The Reluctant Londoner

Panic attacks on the Underground

I am a very reluctant Londoner.

When I arrived in the city, the merest sniff of the Underground air would leave me in a cold sweat, my heart banging crazily at my chest.

The gaping mouths of the dark tunnels terrified me. The crowds terrified me. Even the closing of the tube doors was extraordinarily frightening. What if someone became trapped and the train hurtled away, regardless?

I’d huddle into myself on tube journeys, hugging my own body even as I was pressed (inevitably, being 5’2) into a stranger’s fragrant armpit.

I’d tap my wrist, counting in a whisper to distract myself from the black air outside the windows rushing past us and the pressure of other passengers around me. The coloured lines of the Underground would snake in front of my eyes as I locked my gaze on the maps in my carriage.

I’d even start panicking on the escalators, convinced that they were moving me towards a place I’d never emerge from and never see sunlight or the sky again. I wondered how others could hop on tubes so coolly, coping with rush hour as if the sardine tin packing of carriages was utterly ordinary.
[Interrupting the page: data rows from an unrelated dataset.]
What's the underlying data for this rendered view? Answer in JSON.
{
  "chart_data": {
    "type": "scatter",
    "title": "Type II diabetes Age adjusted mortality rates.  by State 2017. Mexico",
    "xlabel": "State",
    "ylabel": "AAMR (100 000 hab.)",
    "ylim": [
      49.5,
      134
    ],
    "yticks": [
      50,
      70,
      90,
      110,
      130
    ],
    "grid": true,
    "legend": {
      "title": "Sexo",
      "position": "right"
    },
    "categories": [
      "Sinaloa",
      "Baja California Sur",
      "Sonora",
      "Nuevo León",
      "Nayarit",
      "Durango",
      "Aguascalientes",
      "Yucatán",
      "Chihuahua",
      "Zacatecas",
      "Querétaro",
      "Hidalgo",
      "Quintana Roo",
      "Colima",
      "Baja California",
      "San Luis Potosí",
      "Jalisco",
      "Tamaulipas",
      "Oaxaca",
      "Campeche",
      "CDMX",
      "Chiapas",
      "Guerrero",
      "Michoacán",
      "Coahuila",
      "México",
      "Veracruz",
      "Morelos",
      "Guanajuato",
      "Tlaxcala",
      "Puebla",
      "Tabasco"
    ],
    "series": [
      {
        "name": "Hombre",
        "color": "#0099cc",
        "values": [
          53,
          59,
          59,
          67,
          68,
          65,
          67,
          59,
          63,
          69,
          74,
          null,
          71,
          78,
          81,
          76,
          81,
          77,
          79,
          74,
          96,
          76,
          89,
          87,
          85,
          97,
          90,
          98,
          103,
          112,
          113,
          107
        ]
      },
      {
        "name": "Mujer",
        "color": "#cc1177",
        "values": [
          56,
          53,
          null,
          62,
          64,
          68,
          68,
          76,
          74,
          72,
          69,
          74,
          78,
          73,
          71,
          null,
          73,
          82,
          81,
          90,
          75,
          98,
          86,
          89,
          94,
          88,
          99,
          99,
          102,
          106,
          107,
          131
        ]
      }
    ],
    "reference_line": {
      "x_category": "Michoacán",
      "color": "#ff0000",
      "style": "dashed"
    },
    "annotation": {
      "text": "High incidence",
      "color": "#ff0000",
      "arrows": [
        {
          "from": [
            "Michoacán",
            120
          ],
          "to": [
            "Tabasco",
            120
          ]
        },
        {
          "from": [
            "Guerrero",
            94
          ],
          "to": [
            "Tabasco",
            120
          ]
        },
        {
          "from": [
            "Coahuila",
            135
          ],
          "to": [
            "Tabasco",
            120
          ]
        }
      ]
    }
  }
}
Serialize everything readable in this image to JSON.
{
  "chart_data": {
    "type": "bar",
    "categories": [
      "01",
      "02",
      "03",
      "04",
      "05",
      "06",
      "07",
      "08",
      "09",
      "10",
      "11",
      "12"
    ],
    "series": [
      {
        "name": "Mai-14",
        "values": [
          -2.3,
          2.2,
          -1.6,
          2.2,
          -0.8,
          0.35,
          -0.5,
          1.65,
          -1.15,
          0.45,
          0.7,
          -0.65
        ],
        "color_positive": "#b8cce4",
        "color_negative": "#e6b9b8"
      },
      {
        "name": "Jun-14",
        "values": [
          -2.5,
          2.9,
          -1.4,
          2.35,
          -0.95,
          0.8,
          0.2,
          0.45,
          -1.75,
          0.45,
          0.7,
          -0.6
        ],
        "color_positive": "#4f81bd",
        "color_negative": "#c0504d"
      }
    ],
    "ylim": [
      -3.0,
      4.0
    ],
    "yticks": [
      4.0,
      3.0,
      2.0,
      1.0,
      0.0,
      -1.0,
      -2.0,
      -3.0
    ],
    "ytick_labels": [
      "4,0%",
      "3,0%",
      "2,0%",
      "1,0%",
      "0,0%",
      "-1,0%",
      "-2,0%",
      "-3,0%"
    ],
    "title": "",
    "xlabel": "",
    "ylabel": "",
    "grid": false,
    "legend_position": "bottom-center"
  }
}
I couldn’t possibly feel at home in a place where the very veins of the city filled me with unreasonable dread.

Weird City – Harriet Williamson

Stubbornly, I continued to use the tube.

It became a point of pride. I hated everything about the Underground but I was still going to force myself to tap in.

After weeks of panic attacks, things slowly started to improve. It wasn’t that I’d stopped being scared. It was more that exhaustion from the terror had overtaken me.

I could still feel myself tensing before ApplePaying my way through the barriers, but instead of exploding with raw panic, my chest would sigh as if my body was just sick and tired of being so fucking scared.

Day by day, inch by hard-won inch of space, I began to feel strangely connected by the tube. It was my lifeline to central London, to work, to see friends, to art galleries and brand new, previously unknown destinations. I’d run the stops through my head, from Hammersmith to Victoria to London Bridge to Canary Wharf.

Stepping on to the platform, I had alighted.

The impatient shoves and every-man-for-themselves-ism no longer gave me reason to pause. I could thunder down the escalators, tap my phone and hang on to the plastic straps like millions of other, diverse Londoners do every single day. I became slowly accustomed to the rush (not too quickly, though) for spare seats, and to the awareness of other passengers who might need that seat more than me.

Instead of evil maws, the tunnels became grateful points of necessary connection. I never feel more part of a strange city than I do when I’m between stations on the tube, moving forward, no longer needing to self-medicate with Propranalol or Diazepam.

This city must become my home, and with each day that passes, it is more so.

Sadiq Khan says that London is open. It opened for me through the Underground.